Freddy Shomour, a 17-year-old from AFY’s McKinley High counseling group, said Maumalanga helped him become more confident so he could overcome his “anti-social” moods.
“He was like, ‘Don’t think about it, just do it,'” Shomour said.
Maumalanga’s influence has spread to children across the island, said AFY redirection specialist Jackie Espejo, who has taken over his old counseling groups from Kaimuki High School and the school. Farrington Secondary.
She is particularly proud that the Farrington High Group, which included 10 seniors at the time of the Maumalanga shooting, all graduated.
“They actually used what happened to him as motivation because they wanted to make him proud,” Espejo said. “They even took their graduation photos at Mo’s grave.”
Nickepwi said she also visited Maumalanga’s grave.
“I told him what was going through my head at the time,” she said. “I was able to share what I was still going through.”
The pressure is on for Nickepwi, who needs to get good grades as she aims to become a lawyer. When she struggles, she turns to Takai, who is now in her cousin Maumalanga’s old role as Director of AFY Redirection Services.
This is not how Takai would have wanted to be promoted, but she said she was grateful to Maumalanga for grooming her.
“He was in my life for a long time. He was watching me while my parents were working. I remember when I was being dropped off at his house, he was like, ‘If you’re hungry, you can go get yourself something,'” said takai.

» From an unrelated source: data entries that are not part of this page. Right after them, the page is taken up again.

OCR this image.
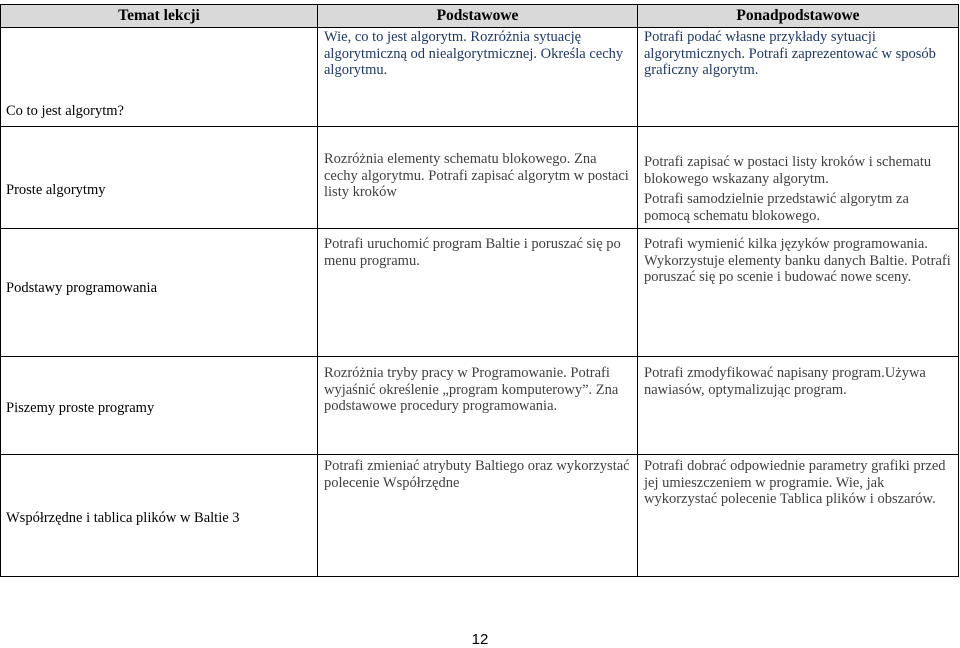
Temat lekcji	Podstawowe	Ponadpodstawowe
Co to jest algorytm?	Wie, co to jest algorytm. Rozróżnia sytuację algorytmiczną od niealgorytmicznej. Określa cechy algorytmu.	Potrafi podać własne przykłady sytuacji algorytmicznych. Potrafi zaprezentować w sposób graficzny algorytm.

Proste algorytmy	Rozróżnia elementy schematu blokowego. Zna cechy algorytmu. Potrafi zapisać algorytm w postaci listy kroków	Potrafi zapisać w postaci listy kroków i schematu blokowego wskazany algorytm.
Potrafi samodzielnie przedstawić algorytm za pomocą schematu blokowego.

Podstawy programowania	Potrafi uruchomić program Baltie i poruszać się po menu programu.	Potrafi wymienić kilka języków programowania. Wykorzystuje elementy banku danych Baltie. Potrafi poruszać się po scenie i budować nowe sceny.

Piszemy proste programy	Rozróżnia tryby pracy w Programowanie. Potrafi wyjaśnić określenie „program komputerowy”. Zna podstawowe procedury programowania.	Potrafi zmodyfikować napisany program.Używa nawiasów, optymalizując program.

Współrzędne i tablica plików w Baltie 3	Potrafi zmieniać atrybuty Baltiego oraz wykorzystać polecenie Współrzędne	Potrafi dobrać odpowiednie parametry grafiki przed jej umieszczeniem w programie. Wie, jak wykorzystać polecenie Tablica plików i obszarów.
12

Despite his tough love mentality, Takai said Maumalanga never misses an opportunity to say, “You can do it.”
Thanks to what he taught her, she knows she can overcome her grief.
“We have continued to help the children we serve grow into better individuals as Mo would have wanted them to – to give them an opportunity and a chance,” she said. “Seeing that they don’t give up drives me to keep challenging them to reach their full potential. They can have a bright future. We will get there one step at a time.
HELP AFY BY BUYING ‘THE MO’
Adult Friends for Youth wants to purchase a mobile outreach vehicle, dubbed ‘The Mo’, which would serve as a mobile hub to conduct street outreach to help rebuild the lives of high-risk youth and establish schools and safer communities.
The Mo is named after the late Malakai “Mo” Maumalanga, Director of AFY Redirection Services, who was killed in his home on March 27, 2021.
It would be equipped with technologies such as laptops, iPads and Wi-Fi, as well as office supplies essential for carrying out educational missions.
The AFY says that without street awareness, many young people would fall through the cracks and fall into the devastating cycle of juvenile to adult incarceration.
Donate to afyhawaii.networkforgood.com/projects/137668-the-mo-mobile-outreach.